Out of Town: Soapworks

OF ALL the schemes that have clamoured for kick-start funding from the new Evergreen Fund, it is easy to see why the £25m Soapworks was named as one of the beneficiaries for the first round of funding.

Details of how much it will receive have yet to be confirmed, with the amount largely dependent on whether the project wins its bid for cash from the initial pot of Regional Growth Fund money.

Regardless of this, Carlyle Group’s European real estate director Ben Du Boulay said that it is progressing with plans to redevelop the former Colgate-Palmolive factory at Ordsall in Salford into a scheme containing more than 400,000 of office space as well as ground floor retail, restaurants, cafe and gym space.

The factory which produced soap, toothpaste and other toiletries for more than 100 years before Colgate-Palmolive decided to move production to Poland in 2008. At its height, more than 1,000 people worked in the building, but this declined to around 300 by the time it closed.

Joint development partner Nikal completed a deal to buy the site in May 2008 ahead of its closure in the November of the same year. Carlyle Group bought the 8.42-acre site in October 2008.

Since then, a scheme has been worked up by Nikal and development partner Abstract Securities to transform the site into a modern, office-led scheme that is being delivered in three phases.

The first involves the creation of new public realm, including a new pathway through its site between the Ordsall Estate and the Manchester Ship Canal. It will also see 20,000 sq ft of new offices being created at The Boilerworks – the site’s former boiler house which is being reconfigured into four floors of office space with potential leisure use on the ground floor.

The building is being reclad with a new glass envelope by contractor Bowmer & Kirkland, and should be complete by the end of June.

The Boilerhouse’s floorplates of around 4,000 sq ft will mean that lease terms will be more flexible than in future phases, where much larger footprints (potentially of up to 90,000 sq ft) will require lease agreements of at least ten years.

The second – and most significant – phase of the project will see the creation of more than 200,000 sq ft of offices in Blocks A, B and C of the building, although the timescale and the level of spend on the fitout will only be decided once the package of funding from RGF/Evergreen money is agreed.

Du Boulay said that the the refit of blocks A, B and C is not dependent on the public funding element of the scheme, but it will determine factors such as the level of spend on the fitout and the programme of redevelopment.

“We’re told our scheme ticks all the right boxes,” he said. “We will be doing some work on A,B and C, but we don’t know what that is yet or when it will start,” he said.

The final phase of the project will see the redevelopment of Block D – the biggest single block containing 200,000 sq ft of space over seven floors. Block D has initially been marketed to major occupiers as a standalone building. As such, it would require a pre-let before construction got underway.

The proximity of the building to MediaCity:UK, its industrial heritage and the contemporary design proposed by Liverpool-based architecture firm Shed:KM could boost its popularity with small and medium-sized media firms who want to be at MediaCity but prefer Soapworks’ proposed rents of £14 per sq ft compared to those at MediaCity:UK.
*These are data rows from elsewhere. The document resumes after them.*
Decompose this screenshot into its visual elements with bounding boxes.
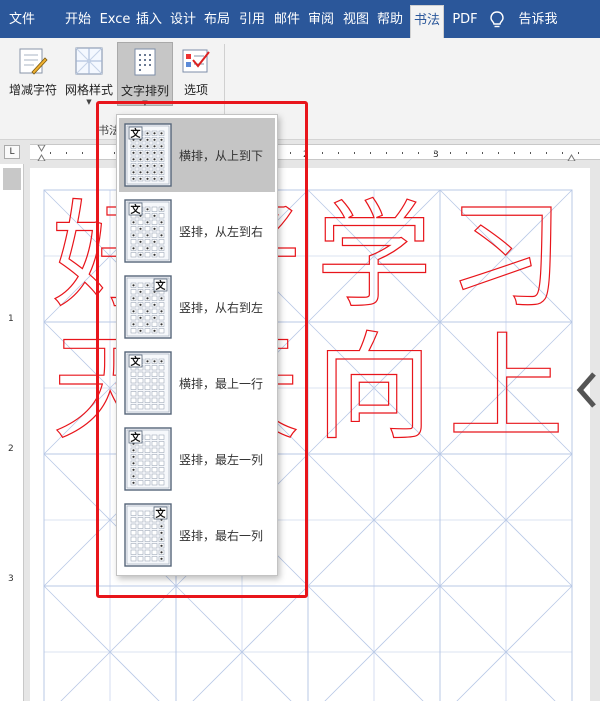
grid-style-button[interactable]: 网格样式 ▼ (62, 42, 116, 106)
tab-review[interactable]: 审阅 (306, 0, 336, 38)
tab-help[interactable]: 帮助 (374, 0, 406, 38)
lightbulb-icon[interactable] (490, 11, 504, 29)
calligraphy-character[interactable]: 上 (447, 320, 564, 456)
menu-icon-glyph: 文 (131, 431, 142, 444)
menu-item[interactable]: 文竖排，从右到左 (119, 270, 275, 344)
menu-item[interactable]: 文竖排，最右一列 (119, 498, 275, 572)
menu-item[interactable]: 文竖排，从左到右 (119, 194, 275, 268)
ruler-number: 3 (8, 574, 14, 584)
add-remove-chars-label: 增减字符 (8, 83, 57, 97)
menu-item[interactable]: 文竖排，最左一列 (119, 422, 275, 496)
text-layout-icon: 文 (124, 503, 172, 567)
tell-me-search[interactable]: 告诉我 (510, 0, 566, 38)
text-arrangement-menu: 文横排，从上到下文竖排，从左到右文竖排，从右到左文横排，最上一行文竖排，最左一列… (116, 114, 278, 576)
menu-icon-glyph: 文 (131, 203, 142, 216)
menu-icon-glyph: 文 (156, 507, 167, 520)
vertical-ruler[interactable]: 1 2 3 (0, 164, 24, 701)
text-layout-icon: 文 (124, 427, 172, 491)
menu-item-label: 横排，最上一行 (179, 377, 264, 391)
text-layout-icon: 文 (124, 351, 172, 415)
menu-item-label: 横排，从上到下 (179, 149, 264, 163)
horizontal-ruler[interactable]: L 2 3 (0, 140, 600, 164)
tab-calligraphy[interactable]: 书法 (410, 5, 444, 38)
text-arrangement-icon (134, 48, 156, 76)
options-label: 选项 (183, 83, 208, 97)
tab-references[interactable]: 引用 (236, 0, 268, 38)
calligraphy-grid: 好好学习天天向上 (43, 188, 573, 701)
tab-design[interactable]: 设计 (168, 0, 198, 38)
tab-file[interactable]: 文件 (4, 0, 40, 38)
tab-view[interactable]: 视图 (340, 0, 372, 38)
text-layout-icon: 文 (124, 275, 172, 339)
chevron-down-icon: ▼ (86, 98, 92, 106)
chevron-down-icon: ▼ (142, 99, 148, 107)
menu-icon-glyph: 文 (131, 355, 142, 368)
tab-insert[interactable]: 插入 (134, 0, 164, 38)
text-arrangement-label: 文字排列 (120, 84, 169, 98)
ruler-margin-shade (3, 168, 21, 190)
word-window: 文件 开始 Exce 插入 设计 布局 引用 邮件 审阅 视图 帮助 书法 PD… (0, 0, 600, 701)
tab-stop-selector[interactable]: L (4, 145, 20, 159)
ruler-number: 1 (8, 314, 14, 324)
menu-item-label: 竖排，最右一列 (179, 529, 264, 543)
calligraphy-character[interactable]: 习 (447, 188, 564, 324)
document-page[interactable]: 好好学习天天向上 (30, 168, 590, 701)
tab-layout[interactable]: 布局 (202, 0, 232, 38)
menu-item-label: 竖排，最左一列 (179, 453, 264, 467)
add-remove-chars-button[interactable]: 增减字符 (6, 42, 60, 106)
collapse-arrow-icon[interactable] (574, 370, 600, 410)
menu-icon-glyph: 文 (131, 127, 142, 140)
ribbon-calligraphy-panel: 增减字符 网格样式 ▼ 文字排列 ▼ 选项 书法 (0, 38, 600, 140)
menu-icon-glyph: 文 (156, 279, 167, 292)
tab-excel[interactable]: Exce (98, 0, 132, 38)
text-layout-icon: 文 (124, 123, 172, 187)
tab-home[interactable]: 开始 (62, 0, 94, 38)
text-layout-icon: 文 (124, 199, 172, 263)
grid-style-icon (75, 47, 103, 75)
menu-item[interactable]: 文横排，从上到下 (119, 118, 275, 192)
ruler-number: 2 (8, 444, 14, 454)
calligraphy-character[interactable]: 学 (315, 188, 432, 324)
ruler-number: 3 (433, 150, 439, 160)
tab-mailings[interactable]: 邮件 (272, 0, 302, 38)
ruler-number: 2 (303, 150, 309, 160)
menu-item-label: 竖排，从右到左 (179, 301, 264, 315)
char-grid-pencil-icon (19, 48, 48, 75)
menu-item[interactable]: 文横排，最上一行 (119, 346, 275, 420)
grid-style-label: 网格样式 (64, 83, 113, 97)
calligraphy-character[interactable]: 向 (315, 320, 432, 456)
text-arrangement-button[interactable]: 文字排列 ▼ (117, 42, 173, 107)
checklist-icon (182, 49, 210, 73)
menu-item-label: 竖排，从左到右 (179, 225, 264, 239)
ribbon-tab-bar: 文件 开始 Exce 插入 设计 布局 引用 邮件 审阅 视图 帮助 书法 PD… (0, 0, 600, 38)
options-button[interactable]: 选项 (176, 42, 216, 106)
tab-pdf[interactable]: PDF (448, 0, 482, 38)
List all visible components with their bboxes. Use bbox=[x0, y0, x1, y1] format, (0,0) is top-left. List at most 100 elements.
Peel Group declined to give headline rents for space at MediaCity:UK, but a recent article by community newspaper The Salford Star stated that The University of Salford is paying £2.125m per year – or just over £20 per sq ft – for its new 103,00 sq ft Orange Building, which will house new studios and teaching space for 1,500 students.
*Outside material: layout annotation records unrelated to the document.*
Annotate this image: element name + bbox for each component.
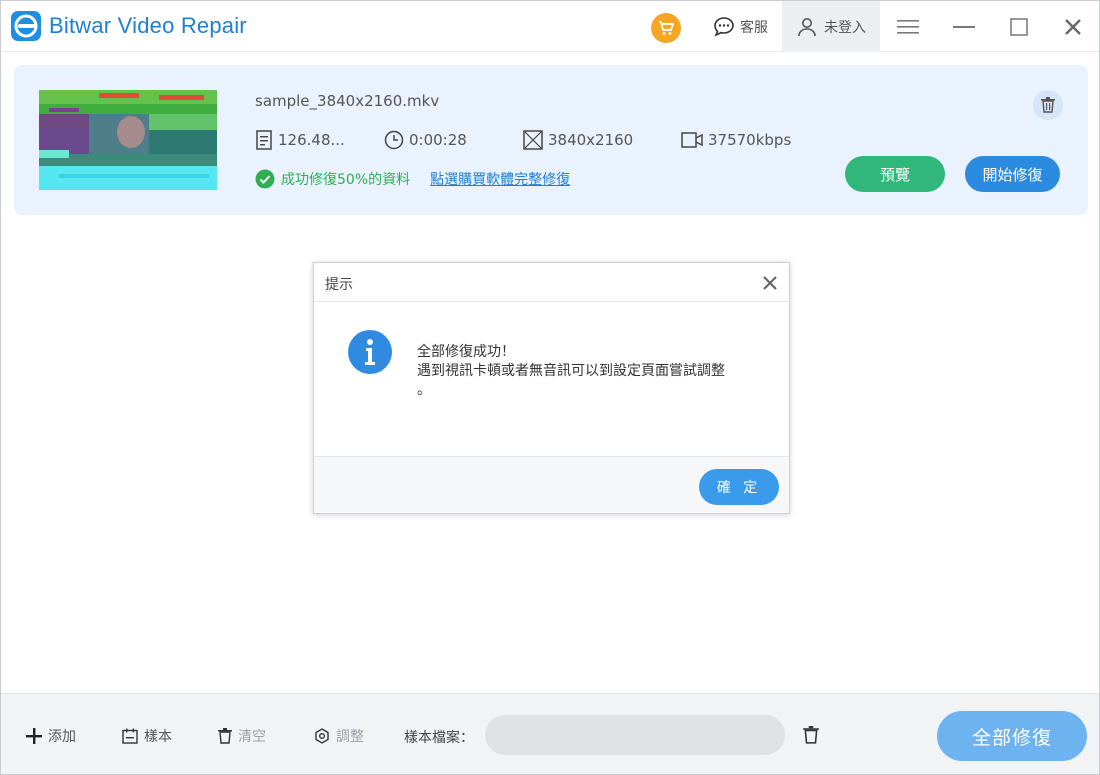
file-bitrate: 37570kbps xyxy=(681,130,791,150)
sample-file-field[interactable] xyxy=(485,715,785,755)
cart-button[interactable] xyxy=(651,13,681,43)
check-circle-icon xyxy=(255,169,275,189)
status-text: 成功修復50%的資料 xyxy=(281,172,411,188)
adjust-button[interactable]: 調整 xyxy=(314,726,364,746)
resolution-icon xyxy=(523,130,543,150)
clock-icon xyxy=(384,130,404,150)
dialog-close-icon[interactable] xyxy=(761,274,779,292)
maximize-icon xyxy=(1010,18,1028,36)
menu-button[interactable] xyxy=(897,16,919,38)
trash-icon[interactable] xyxy=(802,726,820,744)
trash-icon xyxy=(218,728,232,744)
delete-file-button[interactable] xyxy=(1033,90,1063,120)
sample-label: 樣本 xyxy=(144,729,172,745)
login-label: 未登入 xyxy=(824,19,866,36)
sample-file-label: 樣本檔案： xyxy=(404,730,474,746)
support-label: 客服 xyxy=(740,20,768,36)
document-icon xyxy=(256,130,272,150)
confirm-button[interactable]: 確 定 xyxy=(699,469,779,505)
sample-button[interactable]: 樣本 xyxy=(122,726,172,746)
file-resolution: 3840x2160 xyxy=(523,130,633,150)
app-window: Bitwar Video Repair 客服 未登入 sample_3840x2… xyxy=(0,0,1100,775)
bottom-toolbar: 添加 樣本 清空 調整 樣本檔案： 全部修復 xyxy=(1,693,1099,774)
notice-dialog: 提示 全部修復成功！ 遇到視訊卡頓或者無音訊可以到設定頁面嘗試調整 。 確 定 xyxy=(313,262,790,514)
chat-icon xyxy=(714,17,734,37)
plus-icon xyxy=(26,728,42,744)
add-button[interactable]: 添加 xyxy=(26,726,76,746)
support-button[interactable]: 客服 xyxy=(712,15,768,39)
maximize-button[interactable] xyxy=(1008,16,1030,38)
dialog-message-line2: 遇到視訊卡頓或者無音訊可以到設定頁面嘗試調整 xyxy=(417,363,725,379)
dialog-header: 提示 xyxy=(314,263,789,302)
adjust-label: 調整 xyxy=(336,729,364,745)
cart-icon xyxy=(659,21,674,35)
file-card: sample_3840x2160.mkv 126.48... 0:00:28 3… xyxy=(14,65,1088,215)
dialog-message-line3: 。 xyxy=(417,382,431,398)
add-label: 添加 xyxy=(48,729,76,745)
close-icon xyxy=(1065,19,1081,35)
info-icon xyxy=(348,330,392,374)
video-thumbnail xyxy=(39,90,217,190)
clear-label: 清空 xyxy=(238,729,266,745)
preview-button[interactable]: 預覽 xyxy=(845,156,945,192)
repair-all-button[interactable]: 全部修復 xyxy=(937,711,1087,761)
settings-icon xyxy=(315,728,329,744)
file-name: sample_3840x2160.mkv xyxy=(255,92,440,110)
minimize-icon xyxy=(953,26,975,28)
minimize-button[interactable] xyxy=(953,16,975,38)
file-size: 126.48... xyxy=(255,130,345,150)
dialog-title: 提示 xyxy=(325,277,353,293)
trash-icon xyxy=(1041,97,1055,113)
video-camera-icon xyxy=(681,132,703,148)
title-bar: Bitwar Video Repair 客服 未登入 xyxy=(1,1,1099,52)
file-size-value: 126.48... xyxy=(278,131,345,149)
hamburger-menu-icon xyxy=(897,20,919,34)
duration-value: 0:00:28 xyxy=(409,131,467,149)
user-icon xyxy=(798,17,816,36)
login-button[interactable]: 未登入 xyxy=(782,1,880,52)
app-title: Bitwar Video Repair xyxy=(49,13,247,38)
dialog-message: 全部修復成功！ 遇到視訊卡頓或者無音訊可以到設定頁面嘗試調整 。 xyxy=(417,343,757,400)
calendar-icon xyxy=(122,728,138,744)
buy-full-repair-link[interactable]: 點選購買軟體完整修復 xyxy=(430,169,570,189)
repair-status: 成功修復50%的資料 點選購買軟體完整修復 xyxy=(255,169,570,189)
start-repair-button[interactable]: 開始修復 xyxy=(965,156,1060,192)
bitrate-value: 37570kbps xyxy=(708,131,792,149)
dialog-message-line1: 全部修復成功！ xyxy=(417,344,515,360)
resolution-value: 3840x2160 xyxy=(548,131,634,149)
dialog-footer: 確 定 xyxy=(314,456,789,513)
app-logo-icon xyxy=(11,11,41,41)
clear-button[interactable]: 清空 xyxy=(218,726,266,746)
file-duration: 0:00:28 xyxy=(384,130,467,150)
close-window-button[interactable] xyxy=(1062,16,1084,38)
Du Boulay said that the space being offered within Soapworks is “not your typical space”.

“The design has been about converting industrial space but retaining that feel,” he said.

Despite this, he said that the firm was not particularly concerned with marketing the space to any particular sector or industry.

“MediaCity has its own place and we’re complementing that,” he said.

“We’ll do market deals with some degree of flexibility to make the space attractive if you’re running a call centre, an engineering company or the back office for a big investment bank.”